Ringfort (Rath), Ballynacourty, Co. Galway
Co. Galway |
Ringforts
A roughly circular earthwork measuring some 58 metres across sits on the summit of a small hillock in the rolling pastureland of Ballynacourty, Co. Galway.
What makes it quietly arresting is not grandeur but survival, partial and uneven as that survival is. Modern field boundaries slice through the monument at three separate points, and to the south-west the earthwork has been lost entirely to the ground surface. What remains is a rath, the commonest type of early medieval enclosure in Ireland, typically consisting of one or more raised banks with a ditch, known as a fosse, cut between them. This one is defined by two such banks and an intervening fosse, though only sections of each are now legible.

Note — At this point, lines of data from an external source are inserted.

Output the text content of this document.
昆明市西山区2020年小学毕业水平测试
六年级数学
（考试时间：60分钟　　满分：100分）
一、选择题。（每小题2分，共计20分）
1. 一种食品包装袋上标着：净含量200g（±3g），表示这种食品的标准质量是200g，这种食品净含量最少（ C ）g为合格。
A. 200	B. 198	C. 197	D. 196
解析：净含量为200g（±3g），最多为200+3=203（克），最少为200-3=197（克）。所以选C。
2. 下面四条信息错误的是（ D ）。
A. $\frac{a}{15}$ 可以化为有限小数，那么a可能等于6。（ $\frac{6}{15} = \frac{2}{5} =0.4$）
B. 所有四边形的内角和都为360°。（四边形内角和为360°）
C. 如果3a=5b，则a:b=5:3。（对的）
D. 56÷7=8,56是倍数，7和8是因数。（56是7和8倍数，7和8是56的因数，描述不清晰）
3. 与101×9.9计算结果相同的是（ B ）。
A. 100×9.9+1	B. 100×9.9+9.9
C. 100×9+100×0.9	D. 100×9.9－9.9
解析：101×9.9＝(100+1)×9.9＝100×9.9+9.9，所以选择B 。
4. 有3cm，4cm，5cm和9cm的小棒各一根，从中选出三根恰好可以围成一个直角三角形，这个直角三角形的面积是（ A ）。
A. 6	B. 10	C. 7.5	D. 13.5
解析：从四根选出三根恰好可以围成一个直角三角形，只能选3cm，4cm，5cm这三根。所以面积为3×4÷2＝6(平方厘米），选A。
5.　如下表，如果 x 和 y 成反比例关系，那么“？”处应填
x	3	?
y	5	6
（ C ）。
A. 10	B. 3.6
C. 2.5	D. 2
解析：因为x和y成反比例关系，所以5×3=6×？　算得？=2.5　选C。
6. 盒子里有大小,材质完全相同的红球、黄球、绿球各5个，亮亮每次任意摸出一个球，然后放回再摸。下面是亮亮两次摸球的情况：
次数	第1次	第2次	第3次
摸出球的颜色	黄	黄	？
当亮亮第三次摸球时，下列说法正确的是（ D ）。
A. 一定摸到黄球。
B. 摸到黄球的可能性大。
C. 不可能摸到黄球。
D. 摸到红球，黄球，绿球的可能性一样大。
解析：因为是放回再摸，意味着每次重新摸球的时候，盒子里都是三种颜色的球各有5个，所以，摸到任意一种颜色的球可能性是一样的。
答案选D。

The inner bank can be traced from the north-north-west around through north to south-east, giving a reasonable impression of the original circuit on that arc. The fosse and outer bank, however, survive only along a short stretch from south-east to south-south-east, where the land apparently offered them some protection from the centuries of agricultural reshaping that erased the rest. At the east-south-east, field-clearance rubble has been piled against the inner bank, a reminder that the farmers who worked this ground regarded the old earthwork less as an antiquity than as a convenient edge against which to heap stones turned up by the plough. McCaffrey noted the site in 1952, cataloguing it as number nine in a local survey, and that record remains one of the few formal references to it.